Now it crosses through the horizontal asymptote and remember it’s going to have vertical asymptotic behavior too. So it’s got to go up like this. That’s going to be the shape of a left half. Let’s look in the middle region.

I’m interested in what the y intercept is whenever I have a y intercept, so let’s plot zero. That one’s easier. All the x terms are going to be zero, so it’s 1 times -2, -2, over 1 times -4, -4. So that’s a half. (0, 1/2) is here and let’s plot x equals 1. 2 plus 1, 3 times 1 minus 2, -1. 1 plus 1, 2, 1 minus 4, -3. The negatives will cancel and the 3s will cancel and I’ll have again ½, same as here.

So I think what’s going to happen here is I’m going to get like a little lump and it’s gong to come down and approach asymptotically here and here. Now what happens over here? I’m going to plot a point say 5, maybe something else, 5. 2 times 5 plus 1 is 11, 5 minus 2, 3. 5 plus 1, 6, 5 minus 4, 1. Little cancellation helps. I have 11/2 which is about 5.5, actually equals 5.5. So I have 5 and 5.5 3, 4, 5, point 5, it’s way up here. One more point.

Let’s plot, let's say 6 or 7, 7. 2 times 7 plus 1, 15, 7 minus 2, 5. 7 plus 1 is 8 and 7 minus 4 is 3. We get some nice cancellation here and here, so we have 25/8, which is just a hair above 3. So at 7, we’re just a hair above 3, like so. That makes it pretty clear. We’re coming down and approaching the horizontal asymptote like this. Alright and that’s our graph.

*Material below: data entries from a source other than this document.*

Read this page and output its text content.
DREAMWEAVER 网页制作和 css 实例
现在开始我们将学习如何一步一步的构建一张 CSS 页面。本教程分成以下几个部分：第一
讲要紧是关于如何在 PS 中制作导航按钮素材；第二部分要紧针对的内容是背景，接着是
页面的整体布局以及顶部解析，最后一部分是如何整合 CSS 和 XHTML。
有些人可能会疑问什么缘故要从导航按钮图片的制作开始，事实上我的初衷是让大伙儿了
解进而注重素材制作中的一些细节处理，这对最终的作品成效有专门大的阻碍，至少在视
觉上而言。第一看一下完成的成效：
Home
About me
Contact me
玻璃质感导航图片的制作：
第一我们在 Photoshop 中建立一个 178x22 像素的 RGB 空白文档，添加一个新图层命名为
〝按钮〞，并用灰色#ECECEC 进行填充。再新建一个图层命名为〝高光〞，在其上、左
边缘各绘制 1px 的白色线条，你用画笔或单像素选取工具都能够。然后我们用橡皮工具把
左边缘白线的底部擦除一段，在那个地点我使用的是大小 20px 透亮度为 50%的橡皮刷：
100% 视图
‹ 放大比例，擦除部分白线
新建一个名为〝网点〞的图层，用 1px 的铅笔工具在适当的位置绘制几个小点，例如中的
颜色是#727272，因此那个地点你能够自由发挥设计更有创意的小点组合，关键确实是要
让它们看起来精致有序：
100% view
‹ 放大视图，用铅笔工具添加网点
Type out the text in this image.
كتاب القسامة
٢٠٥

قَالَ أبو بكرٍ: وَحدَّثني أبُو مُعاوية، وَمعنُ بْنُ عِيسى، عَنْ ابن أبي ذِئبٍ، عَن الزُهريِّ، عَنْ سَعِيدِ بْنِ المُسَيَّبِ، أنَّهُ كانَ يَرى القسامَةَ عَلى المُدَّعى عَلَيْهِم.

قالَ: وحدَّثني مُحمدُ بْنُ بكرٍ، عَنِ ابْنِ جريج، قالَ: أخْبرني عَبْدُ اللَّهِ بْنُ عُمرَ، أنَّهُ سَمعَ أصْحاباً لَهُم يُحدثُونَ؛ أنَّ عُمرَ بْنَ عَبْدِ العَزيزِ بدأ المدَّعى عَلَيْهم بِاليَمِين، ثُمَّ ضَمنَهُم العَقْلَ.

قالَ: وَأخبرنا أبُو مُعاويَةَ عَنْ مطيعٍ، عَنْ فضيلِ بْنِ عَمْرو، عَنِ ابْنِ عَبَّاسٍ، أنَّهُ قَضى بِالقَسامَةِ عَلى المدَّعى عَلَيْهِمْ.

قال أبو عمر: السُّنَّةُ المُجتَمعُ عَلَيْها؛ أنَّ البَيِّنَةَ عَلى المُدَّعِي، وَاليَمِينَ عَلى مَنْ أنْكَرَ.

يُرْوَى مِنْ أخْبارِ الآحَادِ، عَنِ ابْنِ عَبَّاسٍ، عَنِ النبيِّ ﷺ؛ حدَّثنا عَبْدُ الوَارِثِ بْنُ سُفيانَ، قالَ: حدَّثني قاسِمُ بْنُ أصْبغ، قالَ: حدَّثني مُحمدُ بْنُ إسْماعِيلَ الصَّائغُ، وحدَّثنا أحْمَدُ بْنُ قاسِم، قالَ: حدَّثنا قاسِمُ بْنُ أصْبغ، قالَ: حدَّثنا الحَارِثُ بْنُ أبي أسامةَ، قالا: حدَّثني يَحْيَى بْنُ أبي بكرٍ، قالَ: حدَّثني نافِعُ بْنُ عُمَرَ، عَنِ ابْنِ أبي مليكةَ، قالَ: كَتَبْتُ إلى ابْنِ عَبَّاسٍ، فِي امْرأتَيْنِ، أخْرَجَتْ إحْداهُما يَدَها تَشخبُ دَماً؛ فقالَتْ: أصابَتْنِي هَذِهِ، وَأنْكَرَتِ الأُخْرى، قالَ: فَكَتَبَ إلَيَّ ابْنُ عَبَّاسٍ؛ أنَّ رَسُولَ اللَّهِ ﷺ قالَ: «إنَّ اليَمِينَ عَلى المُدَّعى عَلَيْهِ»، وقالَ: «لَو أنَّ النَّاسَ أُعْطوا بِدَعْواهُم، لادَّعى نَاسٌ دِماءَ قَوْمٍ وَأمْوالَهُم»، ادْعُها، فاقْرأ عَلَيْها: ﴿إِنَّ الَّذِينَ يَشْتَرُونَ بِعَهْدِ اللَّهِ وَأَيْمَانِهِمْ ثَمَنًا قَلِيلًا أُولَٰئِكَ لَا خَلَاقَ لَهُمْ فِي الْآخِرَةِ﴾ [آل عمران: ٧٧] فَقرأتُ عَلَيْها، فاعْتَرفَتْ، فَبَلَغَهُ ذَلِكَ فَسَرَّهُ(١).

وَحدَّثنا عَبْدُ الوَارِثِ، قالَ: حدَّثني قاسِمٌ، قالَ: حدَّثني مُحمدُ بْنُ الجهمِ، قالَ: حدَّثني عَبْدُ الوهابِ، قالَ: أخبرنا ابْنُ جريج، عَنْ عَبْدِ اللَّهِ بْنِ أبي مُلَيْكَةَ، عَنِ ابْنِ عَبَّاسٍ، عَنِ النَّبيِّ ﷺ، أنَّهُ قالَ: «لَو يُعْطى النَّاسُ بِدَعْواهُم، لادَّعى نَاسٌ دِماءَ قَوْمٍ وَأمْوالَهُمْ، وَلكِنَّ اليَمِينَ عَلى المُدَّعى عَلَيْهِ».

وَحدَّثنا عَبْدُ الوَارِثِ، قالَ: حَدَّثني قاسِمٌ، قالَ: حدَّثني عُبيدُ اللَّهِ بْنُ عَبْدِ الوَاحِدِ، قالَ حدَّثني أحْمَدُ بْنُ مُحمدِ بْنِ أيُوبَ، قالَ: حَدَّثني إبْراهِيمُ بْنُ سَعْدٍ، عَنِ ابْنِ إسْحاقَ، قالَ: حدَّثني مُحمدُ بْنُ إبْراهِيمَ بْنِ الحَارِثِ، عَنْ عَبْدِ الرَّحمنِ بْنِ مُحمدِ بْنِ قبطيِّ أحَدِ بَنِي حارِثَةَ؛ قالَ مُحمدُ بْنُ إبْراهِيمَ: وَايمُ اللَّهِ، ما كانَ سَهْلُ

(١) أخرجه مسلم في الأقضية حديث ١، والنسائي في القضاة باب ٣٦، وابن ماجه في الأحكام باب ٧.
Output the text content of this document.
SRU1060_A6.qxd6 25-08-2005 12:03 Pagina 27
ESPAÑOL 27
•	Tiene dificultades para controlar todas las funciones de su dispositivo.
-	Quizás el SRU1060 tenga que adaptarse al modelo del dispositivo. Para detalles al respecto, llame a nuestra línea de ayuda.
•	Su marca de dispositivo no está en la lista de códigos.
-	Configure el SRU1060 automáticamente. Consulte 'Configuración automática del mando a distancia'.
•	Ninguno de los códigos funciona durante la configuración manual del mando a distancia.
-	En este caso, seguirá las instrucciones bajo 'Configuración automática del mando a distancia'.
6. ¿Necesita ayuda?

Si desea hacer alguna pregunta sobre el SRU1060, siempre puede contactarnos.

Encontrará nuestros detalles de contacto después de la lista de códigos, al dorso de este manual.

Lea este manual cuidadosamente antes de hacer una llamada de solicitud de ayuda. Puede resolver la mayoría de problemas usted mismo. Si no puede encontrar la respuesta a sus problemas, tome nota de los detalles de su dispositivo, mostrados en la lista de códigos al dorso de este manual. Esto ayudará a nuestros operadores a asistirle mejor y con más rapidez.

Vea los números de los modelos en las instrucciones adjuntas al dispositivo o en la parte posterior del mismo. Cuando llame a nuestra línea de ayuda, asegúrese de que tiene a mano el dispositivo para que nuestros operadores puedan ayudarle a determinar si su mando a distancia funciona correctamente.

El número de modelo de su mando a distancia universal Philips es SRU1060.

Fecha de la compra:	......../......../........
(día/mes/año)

This is a little complicated here, but when it passes through the horizontal asymptote, you just have to remember it will come back and approach the asymptote eventually, but it can cross the asymptote in the mean time. Remember your vertical asymptotic behavior, your intercepts, plot all of those if you can and that’s it, that’s your graph.